Water compact is a voluntary agreement
Senate President Sen. Debby Barrett, R-Dillon, is right when she says (Hungry Horse News, Feb. 24) that proponents of the Flathead water compact have asked the legislature not to amend the negotiated agreement and to ratify it as is. But she is dead wrong in claiming that this request constitutes “an insult to the constitutional role of the legislature.”
The 1979 Legislature formed the Reserved Water Rights Compact Commission because it recognized that in attempting to adjudicate all the water rights in the state, it was inevitable that federal and tribal claims would come into sharp conflict with the state-based claims of Montana’s farmers, ranchers, businesses and households.
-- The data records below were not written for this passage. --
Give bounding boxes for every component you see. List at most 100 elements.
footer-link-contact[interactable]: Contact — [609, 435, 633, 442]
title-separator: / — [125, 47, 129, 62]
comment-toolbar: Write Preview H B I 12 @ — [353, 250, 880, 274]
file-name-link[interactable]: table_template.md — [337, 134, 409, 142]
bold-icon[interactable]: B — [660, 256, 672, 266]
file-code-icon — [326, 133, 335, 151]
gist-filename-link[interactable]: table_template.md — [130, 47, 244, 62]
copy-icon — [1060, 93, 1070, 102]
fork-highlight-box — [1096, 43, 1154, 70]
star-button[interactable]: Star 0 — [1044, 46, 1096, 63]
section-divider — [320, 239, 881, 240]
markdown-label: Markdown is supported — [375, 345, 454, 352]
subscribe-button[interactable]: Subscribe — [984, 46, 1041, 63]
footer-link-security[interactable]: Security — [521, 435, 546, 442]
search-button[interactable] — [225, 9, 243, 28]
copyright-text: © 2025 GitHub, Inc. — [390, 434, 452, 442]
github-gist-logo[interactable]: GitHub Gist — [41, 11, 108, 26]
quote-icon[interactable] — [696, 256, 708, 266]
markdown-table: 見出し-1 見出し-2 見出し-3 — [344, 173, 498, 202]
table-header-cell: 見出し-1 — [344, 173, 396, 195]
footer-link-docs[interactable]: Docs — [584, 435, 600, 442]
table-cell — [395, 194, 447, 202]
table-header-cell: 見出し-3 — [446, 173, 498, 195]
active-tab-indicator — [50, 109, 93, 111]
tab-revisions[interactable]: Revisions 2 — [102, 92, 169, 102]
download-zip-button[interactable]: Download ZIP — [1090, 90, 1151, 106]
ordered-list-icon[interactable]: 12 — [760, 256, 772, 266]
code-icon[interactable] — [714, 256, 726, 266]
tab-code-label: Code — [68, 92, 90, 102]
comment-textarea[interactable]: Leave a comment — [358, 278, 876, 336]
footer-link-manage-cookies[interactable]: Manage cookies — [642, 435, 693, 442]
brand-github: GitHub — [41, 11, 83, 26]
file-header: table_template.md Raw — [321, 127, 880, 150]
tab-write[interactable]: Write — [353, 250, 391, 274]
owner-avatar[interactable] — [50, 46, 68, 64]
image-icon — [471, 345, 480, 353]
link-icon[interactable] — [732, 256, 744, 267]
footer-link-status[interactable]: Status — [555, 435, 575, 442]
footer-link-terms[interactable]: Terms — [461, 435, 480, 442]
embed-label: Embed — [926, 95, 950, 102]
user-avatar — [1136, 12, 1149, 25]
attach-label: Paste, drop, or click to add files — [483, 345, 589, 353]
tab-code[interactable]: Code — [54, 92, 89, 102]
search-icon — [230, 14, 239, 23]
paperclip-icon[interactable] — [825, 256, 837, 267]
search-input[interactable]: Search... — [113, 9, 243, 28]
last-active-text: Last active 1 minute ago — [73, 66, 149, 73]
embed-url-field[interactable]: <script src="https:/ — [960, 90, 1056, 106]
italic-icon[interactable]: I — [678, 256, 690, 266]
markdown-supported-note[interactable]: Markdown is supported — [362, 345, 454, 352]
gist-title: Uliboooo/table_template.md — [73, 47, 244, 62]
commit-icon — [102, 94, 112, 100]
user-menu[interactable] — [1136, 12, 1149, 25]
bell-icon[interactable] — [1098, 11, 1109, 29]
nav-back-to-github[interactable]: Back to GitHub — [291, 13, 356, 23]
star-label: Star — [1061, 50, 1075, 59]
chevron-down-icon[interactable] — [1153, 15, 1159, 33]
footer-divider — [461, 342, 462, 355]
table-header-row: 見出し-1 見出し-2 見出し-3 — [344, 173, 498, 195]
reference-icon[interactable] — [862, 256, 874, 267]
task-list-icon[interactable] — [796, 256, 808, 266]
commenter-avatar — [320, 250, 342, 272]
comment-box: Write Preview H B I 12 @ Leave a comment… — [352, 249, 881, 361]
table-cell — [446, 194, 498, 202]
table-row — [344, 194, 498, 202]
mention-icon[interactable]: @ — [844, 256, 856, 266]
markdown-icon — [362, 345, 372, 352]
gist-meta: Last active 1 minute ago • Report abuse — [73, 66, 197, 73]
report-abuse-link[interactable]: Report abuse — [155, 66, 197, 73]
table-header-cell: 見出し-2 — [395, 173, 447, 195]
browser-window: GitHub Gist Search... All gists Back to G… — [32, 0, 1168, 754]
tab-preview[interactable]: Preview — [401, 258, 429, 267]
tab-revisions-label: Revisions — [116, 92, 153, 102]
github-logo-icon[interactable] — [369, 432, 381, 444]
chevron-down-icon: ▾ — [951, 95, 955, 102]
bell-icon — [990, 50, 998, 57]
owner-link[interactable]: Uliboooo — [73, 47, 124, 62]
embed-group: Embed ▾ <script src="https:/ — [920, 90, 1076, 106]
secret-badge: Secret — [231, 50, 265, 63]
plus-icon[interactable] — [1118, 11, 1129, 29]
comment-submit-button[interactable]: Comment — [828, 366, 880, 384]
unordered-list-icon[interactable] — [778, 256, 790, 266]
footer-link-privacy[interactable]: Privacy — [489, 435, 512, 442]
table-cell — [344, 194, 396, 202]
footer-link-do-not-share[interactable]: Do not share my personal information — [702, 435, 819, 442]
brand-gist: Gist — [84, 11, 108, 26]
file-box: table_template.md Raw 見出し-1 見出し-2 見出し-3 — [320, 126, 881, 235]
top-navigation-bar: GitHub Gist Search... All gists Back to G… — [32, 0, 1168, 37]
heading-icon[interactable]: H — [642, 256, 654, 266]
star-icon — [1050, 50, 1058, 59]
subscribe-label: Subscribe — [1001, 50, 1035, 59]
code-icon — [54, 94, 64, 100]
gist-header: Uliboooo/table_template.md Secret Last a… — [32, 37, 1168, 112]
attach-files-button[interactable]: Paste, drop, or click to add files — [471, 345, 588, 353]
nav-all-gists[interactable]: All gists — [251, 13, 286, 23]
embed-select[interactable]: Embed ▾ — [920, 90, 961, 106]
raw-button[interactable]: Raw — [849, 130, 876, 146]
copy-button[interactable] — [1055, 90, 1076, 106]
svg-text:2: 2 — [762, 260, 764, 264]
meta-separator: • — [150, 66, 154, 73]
And rather than consigning those conflicting claims to endless, costly and divisive litigation, the legislature told the commission to go out, sit at the table with tribes and federal agencies, and come back with negotiated settlements.
What the legislature presumably understood, and Barrett apparently does not, is that a negotiated settlement is a voluntary agreement between two or more parties. Opening up a settlement and changing its terms can only happen if all the parties agree to make it so. It can’t be changed unilaterally by one of those parties. That’s a fact the legislature must face: It can amend the compact if it wants, but if it does, there’s no longer a voluntary agreement. Barrett, and other compact opponents, apparently want the impossible: An agreement that only they will agree to. It’s sort of like one hand clapping.
Barrett claims that “other proposed compacts have not been thrust on …the legislature with such arrogance and disrespect.” The commission has always informed the legislature that if a proposed compact were amended, there would be no guarantee — and certainly no requirement — that the amended settlement would be accepted by the other parties. That is simply reality, and there is nothing arrogant or disrespectful about pointing it out.
Even if it can’t, or shouldn’t, amend the compact, it is important to remember that the legislature has played an active role in its negotiation. Four legislators, including Sen. Barrett, serve on the compact commission and have had ample opportunity to contribute constructively to the settlement. And for the past two years, the Water Policy Interim Committee has conducted numerous hearings on and studies of the compact and made recommendations to the commission for changes that have largely been incorporated into the agreement.
Barrett also claims — and this canard is popular with other opponents — that the Confederated Salish and Kootenai Tribes are “threatening” the state with litigation if the compact is not approved. And indeed, the Tribes will file claims in the Montana Water Court and pursue those claims if compact ratification fails.
But let’s get this straight: It was the state that invited CSKT to the table in order to avoid the litigation that the Tribes would otherwise, by law, have had to pursue in order to have their water rights adjudicated. The state cannot now walk away from the settlement reached at that table and complain that it is being threatened when, as a result of the failure of negotiations, CSKT resort to the only remedy available to them.
Barrett resents the fact that what she has been presented with is what she thinks is a “take it or leave it” deal. But the irony is that that is apparently exactly what Barrett and other compact opponents intend — arrogantly and disrespectfully — to offer to the Tribes: A compact which they have amended to their liking and which the Tribes are apparently expected to agree to without question or legal recourse.
Sen. Dick Barrett, D-Missoula, represents Senate District 47. He is not related to Sen. Debby Barrett.